Mind Our English

Wednesday November 28, 2007

Search for the impossible

By GRANT BARRETT

NOTES FROM THE LANGUAGE UNDERGROUND

IN his 1952 memoir, Always the Young Stranger, poet Carl Sandburg wrote that when he was a newspaper carrier boy – he delivered the news to people’s front doors – he was told to be on the lookout for type lice.

New carriers, he wrote, would be told to peer among the trays of metal type in search of the tiny insects. When they did so, they’d be squirted with a wet sponge by a co-worker, and dowsed with laughter, too.

Of course, there were no type lice, no more than there were italic spaces, another impossible thing printers’ apprentices were asked to find. Both are part of a long-standing tradition of workplace hazing.

It is a ritual in schools, sport, the workplace, and elsewhere. It’s both a way of putting the new worker or ignorant person in his place – “You have no status here” – and a way of bonding – “Remember that time we pulled one over on old Joe?”

To haze is to pull a prank, to trick, to tease, to embarrass. Hazing traditions tie generations of workers together across the years.

Sending the new kid to fetch something that doesn’t exist or to do something that cannot be done is a common way to haze. Examples collected in the journal American Notes & Queries in the 1940s find hazing in chemistry, fisheries, fishing, sailing, college football (“Go out and roll up the scrimmage line”–a scrimmage line is made of chalk dust on the grass), baseball, construction, auto repair, farming, and youth camps.

The granddaddy list of such shenanigans must be that collected by the Dictionary of American Regional English (DARE). As part of its survey of American regional dialects in the 1960s, DARE fieldworkers asked participants from across the United States about “ways of teasing a beginner or inexperienced person – for example, by sending him for a ‘left-handed monkey wrench’.”

A monkey-wrench – better known to English-speakers outside North America as an adjustable spanner – has no handedness, of course. It’s not like a guitar, which has to be specially made for southpaws.

A brand-new construction worker might not know that, though, or that there’s no such thing as a left-handed hammer, and he might be reluctant to question the orders of a new boss. Off he goes searching in vain.

Would a new restaurant busboy or dishwasher know that there isn’t such a thing as a left-handed sugar bowl, coffee cup, or frying pan? I don’t know, but confusing people in this way has been mighty popular. DARE’s respondents gave 38 different kinds of imaginary left-handed things for which they’d send the greenhorn, newbie, or noob.

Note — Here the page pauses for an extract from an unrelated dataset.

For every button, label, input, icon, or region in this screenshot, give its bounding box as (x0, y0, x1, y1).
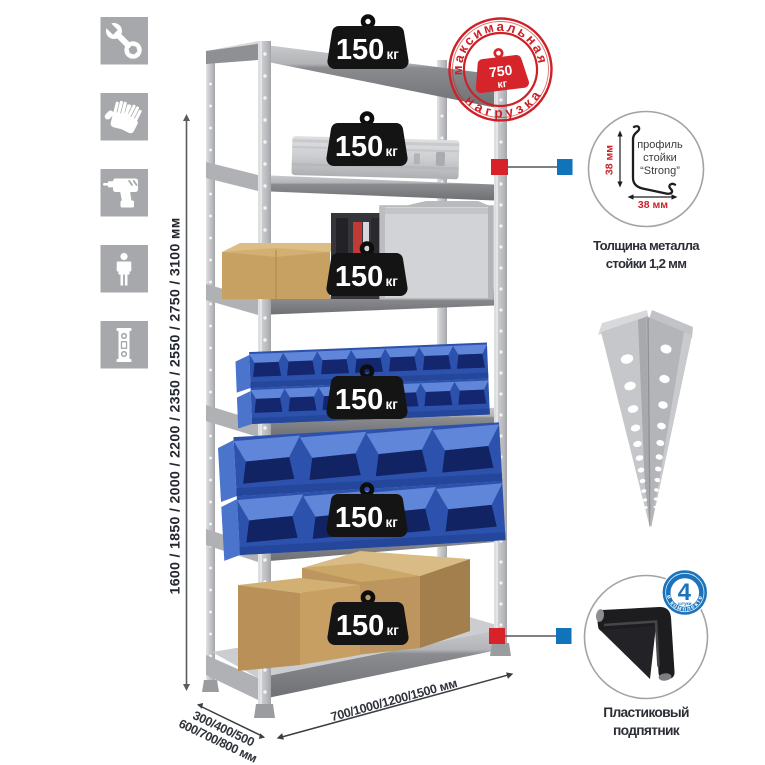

The most popular prank among DARE respondents, however, was snipe-hunting. A city-slicker or rube – someone who doesn’t know a thing about hunting or the countryside – is led into the deep woods late at night with an empty sack and a candle or flashlight (British torch).

The sucker – the victim – is told to hold open the sack and to whistle, sing, make kissing noises, or even stand stock-still in order to lure the snipe right into it. The perpetrators go home for a laugh while the snipe-hunter is left to make his way home alone after realising he’s been had (that is, made a fool of).

(Snipes are a type of water bird, but they make poor catching and bad eating, and the prank would work just as well if you used cockatoos or quail.)

Other mythical things to be sent for in the workplace include buckets of steam, bags of electricity, wheelbarrow seed, and fifty feet of shoreline.

A different kind of hazing is chiefing, practised largely among American college students of the rowdy, rather than studious, type. A student who passes out from tiredness or drunkenness risks having their face painted, their head (or other regions) shaved, and having things stacked on their body: cans, bottles, trash, even furniture. Photos are snapped and posted to the Internet. A good time is had by all but one.

In certain segments of military life, there is a tradition known as blood-pinning, in which awarded medals are pinned directly to the skin of a soldier’s chest, sometimes with brutal, hammering force. It’s a test of will-power.

Significantly, hazing is often about putting others through what you yourself have suffered. Sandburg wrote that after getting an eye full of water, “You tried to be on hand when a new boy put his head down to see ‘type lice’.” Clearly, hazing is driven by schadenfreude: delight in another’s misfortune.